SHANGHAI, CHINA: New Day for Shanghai Nights

Gay Pride Week in Shanghai included the essential “hot body” contest.  Gilles Sabrie for The New York Times

June 28, 2009

By ARIC CHEN

“BRING in the boys!” an announcer howled on a recent Saturday afternoon at Cotton’s, a bar in Shanghai.

The occasion was a daylong celebration with drag shows, Chinese opera performances, mock same-sex weddings — and, yes, a “hot body” contest — to help conclude Shanghai’s first Gay Pride Week. And as seven beefcakes, including two from New York and one from Indonesia, strutted onto an outdoor stage, a crowd of hundreds erupted in whoops and hollers before awarding the hottest body title to a strapping, six-foot-tall Shanghainese who went by the name Grant. He was wearing a pink “Beware Pickpockets and Loose Women” T-shirt, until he wasn’t.

“We realized that now is the right time,” Tiffany Lemay, one of the organizers, said of the week’s events. Well almost. Although China decriminalized homosexuality in 1997, visits by the local authorities prompted the cancellation of several gay pride activities. Still, the revelry bore witness (in some cases bared witnesses) to a growing gay scene that, despite the occasional setback, has contributed to Shanghai’s already vibrant night life in ways once hard to imagine.

There’s even an epicenter: a trio of bars in the French Concession neighborhood known as the Gay Triangle. Many visitors start there at the long-running Eddy’s (1877 Huaihai Zhong Road; 86-21-6282-0521; www.eddys-bar.com), a tony concrete-walled bar offering the kind of Chinese exotica (Mao-inspired art, antique door panels) that Westerners and the Shanghainese who congregate with them can’t seem to resist.

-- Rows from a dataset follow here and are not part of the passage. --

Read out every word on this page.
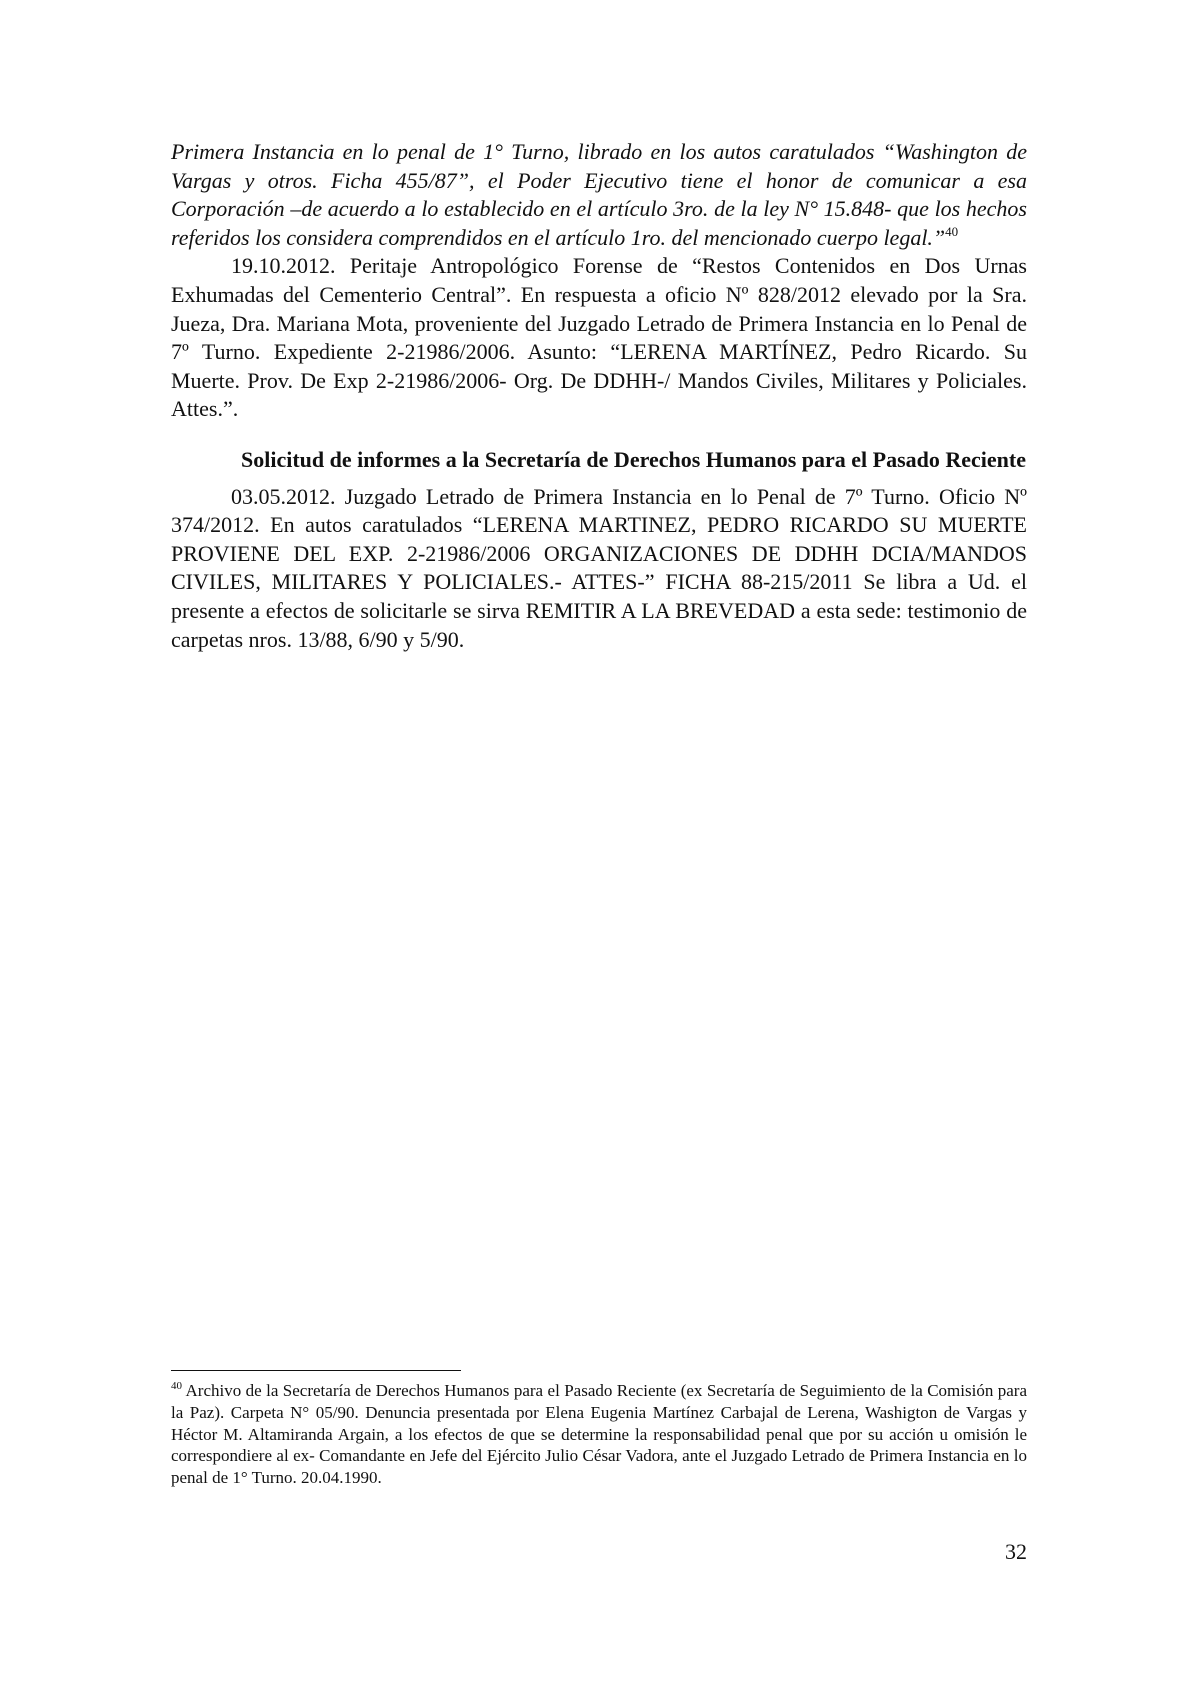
Primera Instancia en lo penal de 1° Turno, librado en los autos caratulados “Washington de Vargas y otros. Ficha 455/87”, el Poder Ejecutivo tiene el honor de comunicar a esa Corporación –de acuerdo a lo establecido en el artículo 3ro. de la ley N° 15.848- que los hechos referidos los considera comprendidos en el artículo 1ro. del mencionado cuerpo legal.”$^{40}$

19.10.2012. Peritaje Antropológico Forense de “Restos Contenidos en Dos Urnas Exhumadas del Cementerio Central”. En respuesta a oficio Nº 828/2012 elevado por la Sra. Jueza, Dra. Mariana Mota, proveniente del Juzgado Letrado de Primera Instancia en lo Penal de 7º Turno. Expediente 2-21986/2006. Asunto: “LERENA MARTÍNEZ, Pedro Ricardo. Su Muerte. Prov. De Exp 2-21986/2006- Org. De DDHH-/ Mandos Civiles, Militares y Policiales. Attes.”.

Solicitud de informes a la Secretaría de Derechos Humanos para el Pasado Reciente

03.05.2012. Juzgado Letrado de Primera Instancia en lo Penal de 7º Turno. Oficio Nº 374/2012. En autos caratulados “LERENA MARTINEZ, PEDRO RICARDO SU MUERTE PROVIENE DEL EXP. 2-21986/2006 ORGANIZACIONES DE DDHH DCIA/MANDOS CIVILES, MILITARES Y POLICIALES.- ATTES-” FICHA 88-215/2011 Se libra a Ud. el presente a efectos de solicitarle se sirva REMITIR A LA BREVEDAD a esta sede: testimonio de carpetas nros. 13/88, 6/90 y 5/90.

$^{40}$ Archivo de la Secretaría de Derechos Humanos para el Pasado Reciente (ex Secretaría de Seguimiento de la Comisión para la Paz). Carpeta N° 05/90. Denuncia presentada por Elena Eugenia Martínez Carbajal de Lerena, Washigton de Vargas y Héctor M. Altamiranda Argain, a los efectos de que se determine la responsabilidad penal que por su acción u omisión le correspondiere al ex- Comandante en Jefe del Ejército Julio César Vadora, ante el Juzgado Letrado de Primera Instancia en lo penal de 1° Turno. 20.04.1990.

32
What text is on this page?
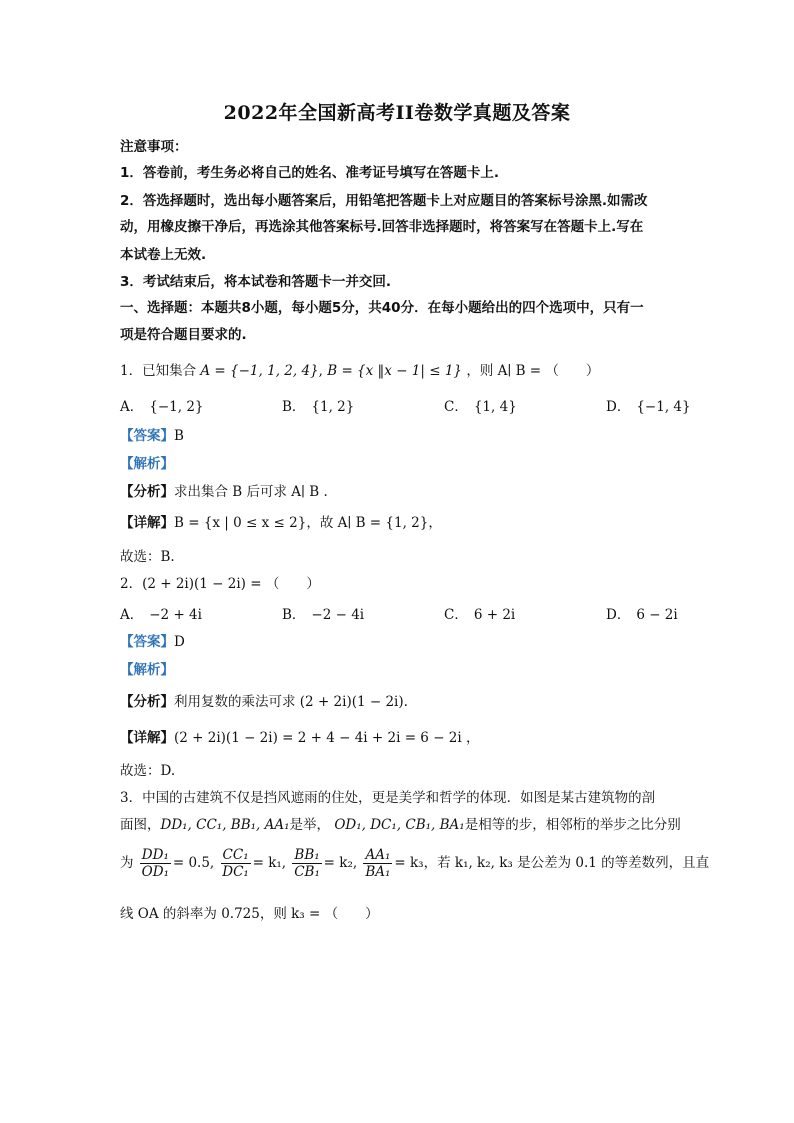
2022年全国新高考II卷数学真题及答案
注意事项：
1．答卷前，考生务必将自己的姓名、准考证号填写在答题卡上.
2．答选择题时，选出每小题答案后，用铅笔把答题卡上对应题目的答案标号涂黑.如需改
动，用橡皮擦干净后，再选涂其他答案标号.回答非选择题时，将答案写在答题卡上.写在
本试卷上无效.
3．考试结束后，将本试卷和答题卡一并交回.
一、选择题：本题共8小题，每小题5分，共40分．在每小题给出的四个选项中，只有一
项是符合题目要求的.
1．已知集合 A = {−1, 1, 2, 4}, B = {x ‖x − 1| ≤ 1} ，则 A∣ B = （　　）
A． {−1, 2}	B． {1, 2}	C． {1, 4}	D． {−1, 4}
【答案】B
【解析】
【分析】求出集合 B 后可求 A∣ B .
【详解】B = {x | 0 ≤ x ≤ 2}，故 A∣ B = {1, 2}，
故选：B.
2．(2 + 2i)(1 − 2i) = （　　）
A． −2 + 4i	B． −2 − 4i	C． 6 + 2i	D． 6 − 2i
【答案】D
【解析】
【分析】利用复数的乘法可求 (2 + 2i)(1 − 2i).
【详解】(2 + 2i)(1 − 2i) = 2 + 4 − 4i + 2i = 6 − 2i ，
故选：D.
3．中国的古建筑不仅是挡风遮雨的住处，更是美学和哲学的体现．如图是某古建筑物的剖
面图，DD₁, CC₁, BB₁, AA₁是举， OD₁, DC₁, CB₁, BA₁是相等的步，相邻桁的举步之比分别
为 $\frac{\text{DD₁}}{\text{OD₁}} = 0.5$, $\frac{\text{CC₁}}{\text{DC₁}} = k_1$, $\frac{\text{BB₁}}{\text{CB₁}} = k_2$, $\frac{\text{AA₁}}{\text{BA₁}} = k_3$，若 k₁, k₂, k₃ 是公差为 0.1 的等差数列，且直
线 OA 的斜率为 0.725，则 k₃ = （　　）
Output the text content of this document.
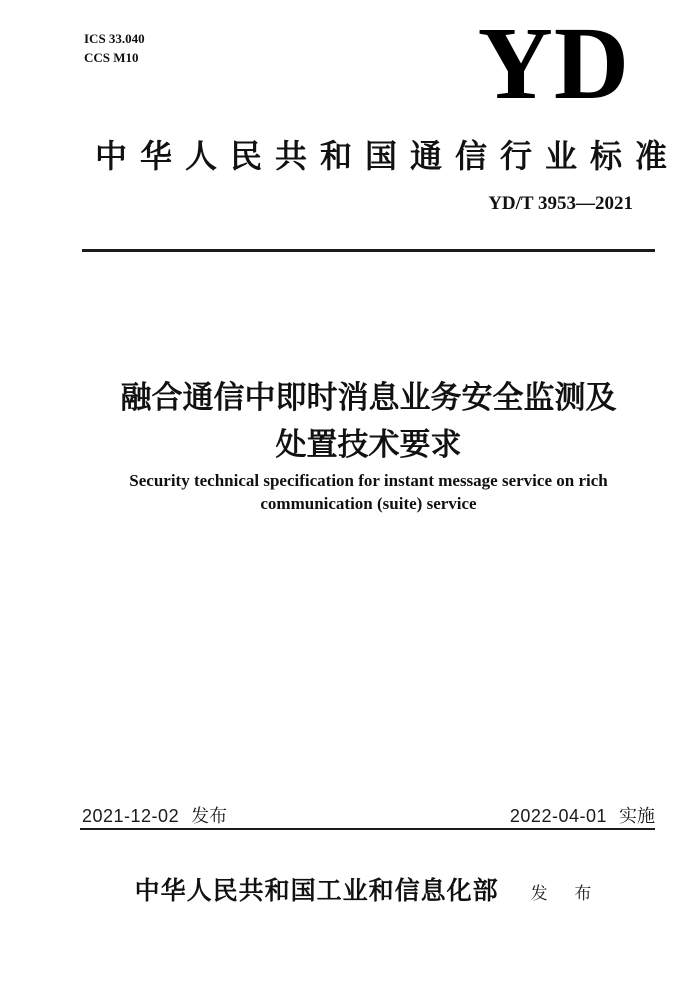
ICS 33.040
CCS M10	YD
中华人民共和国通信行业标准
YD/T 3953—2021
融合通信中即时消息业务安全监测及
处置技术要求
Security technical specification for instant message service on rich
communication (suite) service
2021-12-02 发布	2022-04-01 实施
中华人民共和国工业和信息化部 发 布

A stone’s throw away is Shanghai Studio (1950 Huaihai Zhong Road, Unit 4; 86-21-6283-1043; www.shanghai-studio.com), a onetime bomb shelter where a more eclectic, hipper crowd wends its way through a warren of rooms that includes a dance floor and a men’s underwear shop called MANifesto. Completing the triad is the intimate Transit Lounge (141 Tai An Road; 86-21-6283-3051), a favorite among Japanese men who come for the swanky red banquettes, loungey vibe and mojitos.

With their international mix of patrons, these and other spots point to Shanghai’s cosmopolitan makeup. But more locally oriented establishments offer something for everyone, too. Consider Bobos (Bugaoyuan Clubhouse, 307 Shanxi Nan Road; 86-21-6471-2887; www.bobosbar.com). Exceedingly well hidden within a compound of residential high rises (go through the main gate, turn right, look for the glass dome and head downstairs), it’s where you’ll find the somewhat hairier, fuller-bodied set, known as panda bears, loading up on carbs and singing karaoke on a stage flanked by an illuminated rainbow.

Or on Fridays through Sundays, there is Lai Lai (235 An Guo Road, second floor; 86-21-6546-1218), an endearingly shabby dance hall where mostly middle-aged men sneak away for a little ballroom action. Arrive early; by 9 p.m., the band goes silent and the floor clears out.

As elsewhere, lesbians have fewer options in Shanghai. But Shanghai Studio hosts a women’s night on the last Saturday of each month, while Tuesdays and Saturdays are marked off for lesbians at, respectively, the bar Frangipani (399 Dagu Road; 86-21-5375-0084; www.frangipanibar.com) and the club Red Station (200 Taikang Road, fourth floor).

A number of Web sites, including www.utopia-asia.com and www.shanghaiist.com, offer broad-ranging, up-to-date information on Shanghai’s gay scene.

But on the Saturday night of gay pride, it was the beefcakes who resurfaced at D2 (505 Zhong Shan Nan Road, south alley; 86-21-6152-6543; www.clubd2.cn), a three-level club in the new Cool Docks retail and entertainment complex on the Huangpu River. Amid smoke, laser beams and the thumping of techo-dance music, a flesh-to-flesh mass of mostly Chinese muscle men suggested that now might be a good time to invest in fitness centers in Shanghai; it seemed the whole city had become one giant hot-body contest. Fully clothed, however, was a 30-year-old local named Pete. “Yeah, that’s the trend right now,” he said of the sea of brawn around him.